Category Examples / environment variables
GitHub GITHUB_TOKEN, GITHUB_TOKENS_SCRAPING (multi-token pool), GITHUB_TOKEN_WRITE; PAT-style tokens used by integrations (for example SLACK_PR_BOT_GITHUB_TOKEN if it is a PAT)
Slack SLACK_BOT_TOKEN_<team_id>, SLACK_APP_TOKEN_<team_id>; if enabled in your deployment: internal/session-related variables such as SLACK_XOXC_TOKEN, SLACK_XOXD_TOKEN (see ALLOW_INTERNAL_SLACK_TOKENS in .env.example)
Discord DISCORD_TOKEN (bot token — supported path); DISCORD_USER_TOKEN for automation conflicts with Discord’s Terms of Service and may result in account terminationrotate and discontinue use; migrate to bot-based flows where applicable (see .env.example and project docs)
Pinecone PINECONE_API_KEY, PINECONE_PRIVATE_API_KEY, and any host/index settings that grant write access
YouTube YOUTUBE_API_KEY
Browser session material Data derived from Chrome profiles or cookies used with Selenium helpers (SELENIUM_HUB_URL, CHROME_PROFILE_PATH, and related flows) — treat as secrets; clear or rotate sessions and profiles as appropriate

Also rotate Django SECRET_KEY and database credentials (DATABASE_URL or DB_*) if there is any chance the application or its configuration was exposed.

Maintainer checklist (repository settings)

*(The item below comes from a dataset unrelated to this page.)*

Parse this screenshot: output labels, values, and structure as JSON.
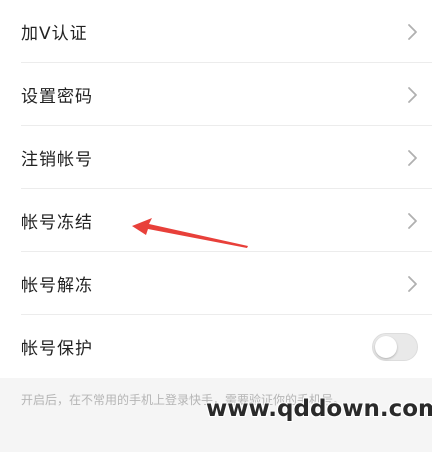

GitHub reads SECURITY.md from the repository default branch (develop for this project) and surfaces it as the Security policy (for example at https://github.com/<owner>/<repo>/security/policy).

  1. Land SECURITY.md on develop (the default branch) via pull request so GitHub publishes the policy; merge develop to main for production releases as usual.
  2. Enable Private vulnerability reporting if you want reporters to use the GitHub Security tab flow.
  3. Confirm the policy page loads and links work.
  4. When you have an org-approved security email, add it under Email (alternative) and state clearly that email reporting is available (until then, reporters should use private reporting or an existing private maintainer contact).

Thank you for responsible disclosure.